Understanding Warren’s Medicare For All Employer Tax

Taxes

Democratic presidential candidate Elizabeth Warren has, as promised, released a plan to pay for her Medicare for All health insurance plan. She has come up with a clever way to make workers indirectly pay for a share of that single-payer government system while making it look like a new tax on employers.

Her plan has many elements, but let’s focus on just one: A new fee (or tax) on employers equal to 98% of their current health insurance costs. In effect, rather than paying insurance companies to cover their employees, firms would pay the government to insure their workers. Warren estimates this levy would raise $8.8 trillion over the next ten years, just a bit less than she estimates firms would pay in health costs under the current system.

A simple example

To take a really simple (and unrealistically low) example: Imagine a company offers its workers insurance that costs an average of $10,000 annually. The firm pays $7,000 and its workers pay $3,000. Under Warren’s plan, the company would no longer have to provide insurance coverage to its employees, who all would get government-funded healthcare.

Thus, in this simple example, Warren would require the firm to write an annual check to the government for $6,860 ($7,000 times .98) per worker.
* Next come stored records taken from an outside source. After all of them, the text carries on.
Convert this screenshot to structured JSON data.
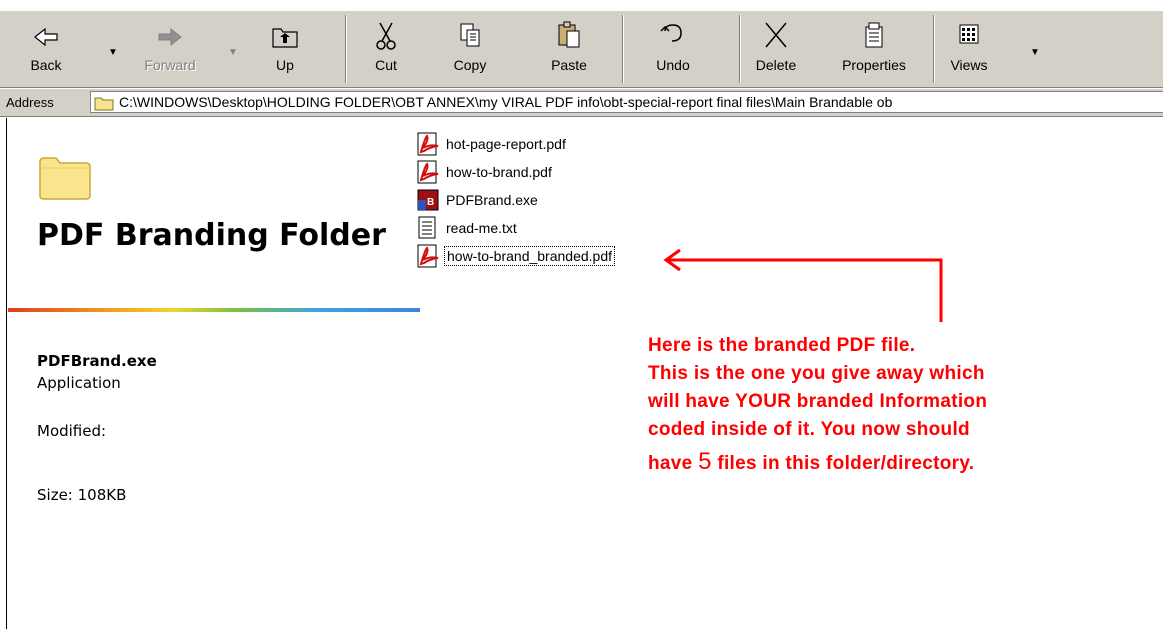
{
  "toolbar": {
    "back_label": "Back",
    "forward_label": "Forward",
    "up_label": "Up",
    "cut_label": "Cut",
    "copy_label": "Copy",
    "paste_label": "Paste",
    "undo_label": "Undo",
    "delete_label": "Delete",
    "properties_label": "Properties",
    "views_label": "Views"
  },
  "address": {
    "label": "Address",
    "value": "C:\\WINDOWS\\Desktop\\HOLDING FOLDER\\OBT ANNEX\\my VIRAL PDF info\\obt-special-report final files\\Main Brandable ob"
  },
  "info_panel": {
    "folder_title": "PDF Branding Folder",
    "selected_name": "PDFBrand.exe",
    "selected_type": "Application",
    "modified_label": "Modified:",
    "size_text": "Size: 108KB"
  },
  "files": [
    {
      "name": "hot-page-report.pdf",
      "icon": "pdf-icon"
    },
    {
      "name": "how-to-brand.pdf",
      "icon": "pdf-icon"
    },
    {
      "name": "PDFBrand.exe",
      "icon": "exe-icon"
    },
    {
      "name": "read-me.txt",
      "icon": "txt-icon"
    },
    {
      "name": "how-to-brand_branded.pdf",
      "icon": "pdf-icon"
    }
  ],
  "annotation": {
    "line1": "Here is the branded PDF file.",
    "line2": "This is the one you give away which",
    "line3": "will have YOUR branded Information",
    "line4": "coded inside of it. You now should",
    "line5_pre": "have ",
    "line5_num": "5",
    "line5_post": " files in this folder/directory."
  },
  "colors": {
    "annotation": "#ff0000",
    "toolbar_bg": "#d4d0c8"
  }
}
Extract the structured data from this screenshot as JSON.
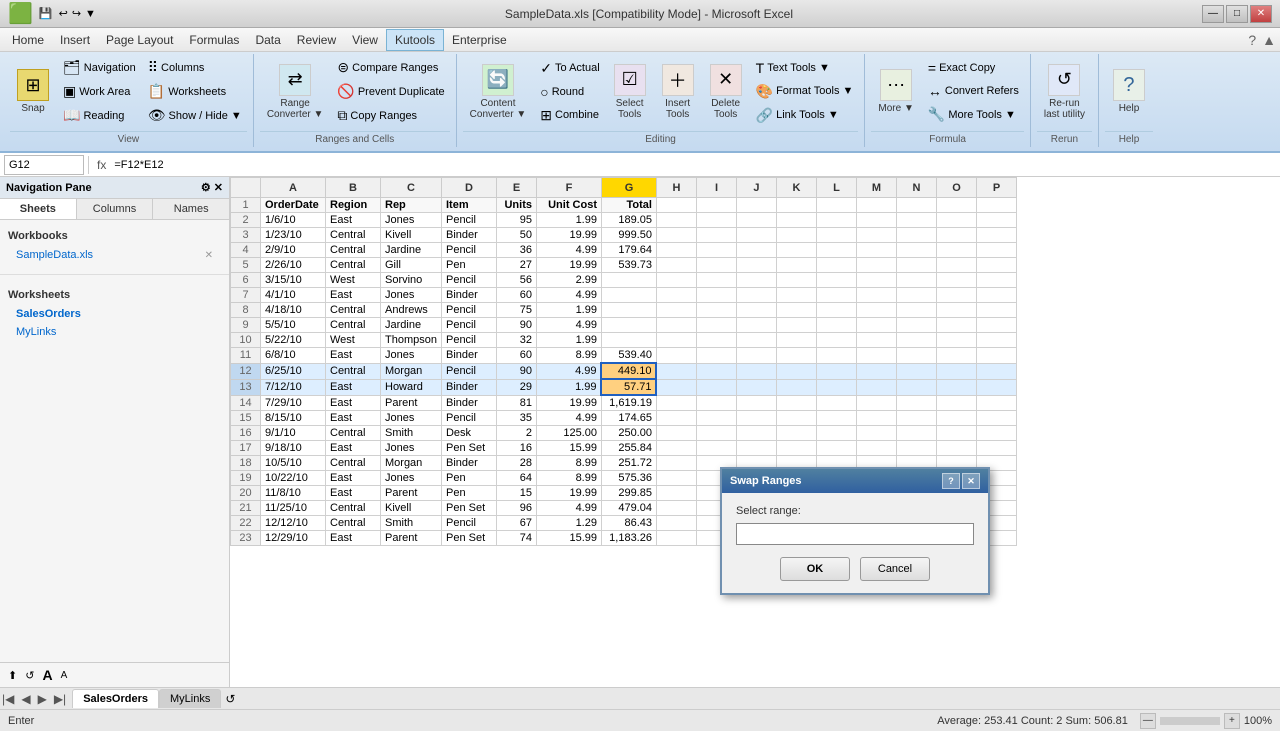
{
  "titlebar": {
    "title": "SampleData.xls [Compatibility Mode] - Microsoft Excel",
    "controls": [
      "_",
      "□",
      "×"
    ]
  },
  "menubar": {
    "items": [
      "Home",
      "Insert",
      "Page Layout",
      "Formulas",
      "Data",
      "Review",
      "View",
      "Kutools",
      "Enterprise"
    ]
  },
  "ribbon": {
    "active_tab": "Kutools",
    "groups": [
      {
        "label": "View",
        "buttons": [
          {
            "label": "Snap",
            "icon": "⊞",
            "type": "large"
          },
          {
            "label": "Navigation",
            "icon": "🗂",
            "type": "small"
          },
          {
            "label": "Work Area",
            "icon": "▣",
            "type": "small"
          },
          {
            "label": "Reading",
            "icon": "📖",
            "type": "small"
          },
          {
            "label": "Columns",
            "icon": "⠿",
            "type": "small"
          },
          {
            "label": "Worksheets",
            "icon": "📋",
            "type": "small"
          },
          {
            "label": "Show / Hide ▼",
            "icon": "👁",
            "type": "small"
          }
        ]
      },
      {
        "label": "Ranges and Cells",
        "buttons": [
          {
            "label": "Range\nConverter ▼",
            "icon": "⇄",
            "type": "large"
          },
          {
            "label": "Compare Ranges",
            "icon": "⊜",
            "type": "small"
          },
          {
            "label": "Prevent Duplicate",
            "icon": "🚫",
            "type": "small"
          },
          {
            "label": "Copy Ranges",
            "icon": "⧉",
            "type": "small"
          }
        ]
      },
      {
        "label": "Editing",
        "buttons": [
          {
            "label": "Content\nConverter ▼",
            "icon": "🔄",
            "type": "large"
          },
          {
            "label": "To Actual",
            "icon": "✓",
            "type": "small"
          },
          {
            "label": "Round",
            "icon": "○",
            "type": "small"
          },
          {
            "label": "Combine",
            "icon": "⊞",
            "type": "small"
          },
          {
            "label": "Select\nTools",
            "icon": "☑",
            "type": "large"
          },
          {
            "label": "Insert\nTools",
            "icon": "＋",
            "type": "large"
          },
          {
            "label": "Delete\nTools",
            "icon": "✕",
            "type": "large"
          },
          {
            "label": "Text Tools ▼",
            "icon": "T",
            "type": "small"
          },
          {
            "label": "Format Tools ▼",
            "icon": "🎨",
            "type": "small"
          },
          {
            "label": "Link Tools ▼",
            "icon": "🔗",
            "type": "small"
          }
        ]
      },
      {
        "label": "Formula",
        "buttons": [
          {
            "label": "More ▼",
            "icon": "⋯",
            "type": "large"
          },
          {
            "label": "Exact Copy",
            "icon": "=",
            "type": "small"
          },
          {
            "label": "Convert Refers",
            "icon": "↔",
            "type": "small"
          },
          {
            "label": "More Tools ▼",
            "icon": "🔧",
            "type": "small"
          }
        ]
      },
      {
        "label": "Rerun",
        "buttons": [
          {
            "label": "Re-run\nlast utility",
            "icon": "↺",
            "type": "large"
          }
        ]
      },
      {
        "label": "Help",
        "buttons": [
          {
            "label": "Help",
            "icon": "?",
            "type": "large"
          }
        ]
      }
    ]
  },
  "formulabar": {
    "cell_ref": "G12",
    "formula": "=F12*E12"
  },
  "nav_pane": {
    "title": "Navigation Pane",
    "tabs": [
      "Sheets",
      "Columns",
      "Names"
    ],
    "active_tab": "Sheets",
    "workbooks_label": "Workbooks",
    "workbook_name": "SampleData.xls",
    "worksheets_label": "Worksheets",
    "sheets": [
      "SalesOrders",
      "MyLinks"
    ]
  },
  "spreadsheet": {
    "columns": [
      "",
      "A",
      "B",
      "C",
      "D",
      "E",
      "F",
      "G",
      "H",
      "I",
      "J",
      "K",
      "L",
      "M",
      "N",
      "O",
      "P"
    ],
    "col_headers": [
      "OrderDate",
      "Region",
      "Rep",
      "Item",
      "Units",
      "Unit Cost",
      "Total"
    ],
    "rows": [
      {
        "row": 1,
        "data": [
          "OrderDate",
          "Region",
          "Rep",
          "Item",
          "Units",
          "Unit Cost",
          "Total"
        ]
      },
      {
        "row": 2,
        "data": [
          "1/6/10",
          "East",
          "Jones",
          "Pencil",
          "95",
          "1.99",
          "189.05"
        ]
      },
      {
        "row": 3,
        "data": [
          "1/23/10",
          "Central",
          "Kivell",
          "Binder",
          "50",
          "19.99",
          "999.50"
        ]
      },
      {
        "row": 4,
        "data": [
          "2/9/10",
          "Central",
          "Jardine",
          "Pencil",
          "36",
          "4.99",
          "179.64"
        ]
      },
      {
        "row": 5,
        "data": [
          "2/26/10",
          "Central",
          "Gill",
          "Pen",
          "27",
          "19.99",
          "539.73"
        ]
      },
      {
        "row": 6,
        "data": [
          "3/15/10",
          "West",
          "Sorvino",
          "Pencil",
          "56",
          "2.99",
          ""
        ]
      },
      {
        "row": 7,
        "data": [
          "4/1/10",
          "East",
          "Jones",
          "Binder",
          "60",
          "4.99",
          ""
        ]
      },
      {
        "row": 8,
        "data": [
          "4/18/10",
          "Central",
          "Andrews",
          "Pencil",
          "75",
          "1.99",
          ""
        ]
      },
      {
        "row": 9,
        "data": [
          "5/5/10",
          "Central",
          "Jardine",
          "Pencil",
          "90",
          "4.99",
          ""
        ]
      },
      {
        "row": 10,
        "data": [
          "5/22/10",
          "West",
          "Thompson",
          "Pencil",
          "32",
          "1.99",
          ""
        ]
      },
      {
        "row": 11,
        "data": [
          "6/8/10",
          "East",
          "Jones",
          "Binder",
          "60",
          "8.99",
          "539.40"
        ]
      },
      {
        "row": 12,
        "data": [
          "6/25/10",
          "Central",
          "Morgan",
          "Pencil",
          "90",
          "4.99",
          "449.10"
        ]
      },
      {
        "row": 13,
        "data": [
          "7/12/10",
          "East",
          "Howard",
          "Binder",
          "29",
          "1.99",
          "57.71"
        ]
      },
      {
        "row": 14,
        "data": [
          "7/29/10",
          "East",
          "Parent",
          "Binder",
          "81",
          "19.99",
          "1,619.19"
        ]
      },
      {
        "row": 15,
        "data": [
          "8/15/10",
          "East",
          "Jones",
          "Pencil",
          "35",
          "4.99",
          "174.65"
        ]
      },
      {
        "row": 16,
        "data": [
          "9/1/10",
          "Central",
          "Smith",
          "Desk",
          "2",
          "125.00",
          "250.00"
        ]
      },
      {
        "row": 17,
        "data": [
          "9/18/10",
          "East",
          "Jones",
          "Pen Set",
          "16",
          "15.99",
          "255.84"
        ]
      },
      {
        "row": 18,
        "data": [
          "10/5/10",
          "Central",
          "Morgan",
          "Binder",
          "28",
          "8.99",
          "251.72"
        ]
      },
      {
        "row": 19,
        "data": [
          "10/22/10",
          "East",
          "Jones",
          "Pen",
          "64",
          "8.99",
          "575.36"
        ]
      },
      {
        "row": 20,
        "data": [
          "11/8/10",
          "East",
          "Parent",
          "Pen",
          "15",
          "19.99",
          "299.85"
        ]
      },
      {
        "row": 21,
        "data": [
          "11/25/10",
          "Central",
          "Kivell",
          "Pen Set",
          "96",
          "4.99",
          "479.04"
        ]
      },
      {
        "row": 22,
        "data": [
          "12/12/10",
          "Central",
          "Smith",
          "Pencil",
          "67",
          "1.29",
          "86.43"
        ]
      },
      {
        "row": 23,
        "data": [
          "12/29/10",
          "East",
          "Parent",
          "Pen Set",
          "74",
          "15.99",
          "1,183.26"
        ]
      }
    ]
  },
  "dialog": {
    "title": "Swap Ranges",
    "select_range_label": "Select range:",
    "input_value": "",
    "ok_label": "OK",
    "cancel_label": "Cancel"
  },
  "sheet_tabs": {
    "sheets": [
      "SalesOrders",
      "MyLinks"
    ],
    "active": "SalesOrders"
  },
  "statusbar": {
    "mode": "Enter",
    "stats": "Average: 253.41    Count: 2    Sum: 506.81",
    "zoom": "100%"
  }
}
Because she’d base the tax on what employers currently pay for health coverage, she’d perversely punish those companies that offer the most generous (and costly) health insurance. This would be especially dramatic for small businesses: They’d be exempt from the tax if they do not offer health insurance today but would owe the tax if they currently do cover their workers.

Why should you care?

As a worker, you might say, why do I care about any of this? I’m getting insurance now. I’ll get it under Medicare for All. My employer pays a tax. It costs me nothing. Plus, I’ll no longer have to pay my share of workplace insurance or most co-pays and deductibles.

But the story isn’t quite that simple. Workers, it turns out, will be paying some of this tax themselves—but indirectly.

Here’s why: When employers pay for your health insurance, they are using money that they otherwise might be paying you other compensation, such as wages.  Absent Warren’s new tax, a firm that no longer has to pay for insurance will likely use some of its cost savings to raise wages or other benefits. Thus, absent the tax, workers would get government-financed health care plus a raise. The only problem: It would blow a huge hole in the federal budget.

A regressive tax

With the tax, they will get no raise since the total cost of hiring a worker will remain roughly the same. The new tax will simply substitute for the cost of today’s employer-sponsored healthcare (less 2%). Thus, workers still will be paying a tax. But it will be indirect—and very hard to explain.

Warren acknowledges this when she exempts unionized firms, who would be allowed to reduce their tax payments if they pass along their healthcare costs savings in the form of wages, pensions or benefits.

However, her proposal would be regressive.  Warren’s indirect levy is effectively a flat tax on all workers at the same firm. By contrast, a straightforward income tax or well-designed payroll tax would be much more progressive. At least according to the conventional analysis that analyzes taxes separately from the government programs they finance.

Give Warren credit for putting forward a plan to pay for Medicare for All. And she has found a clever way to make middle-income people finance a portion of government health insurance without paying a direct tax. But make no mistake, they still will be paying.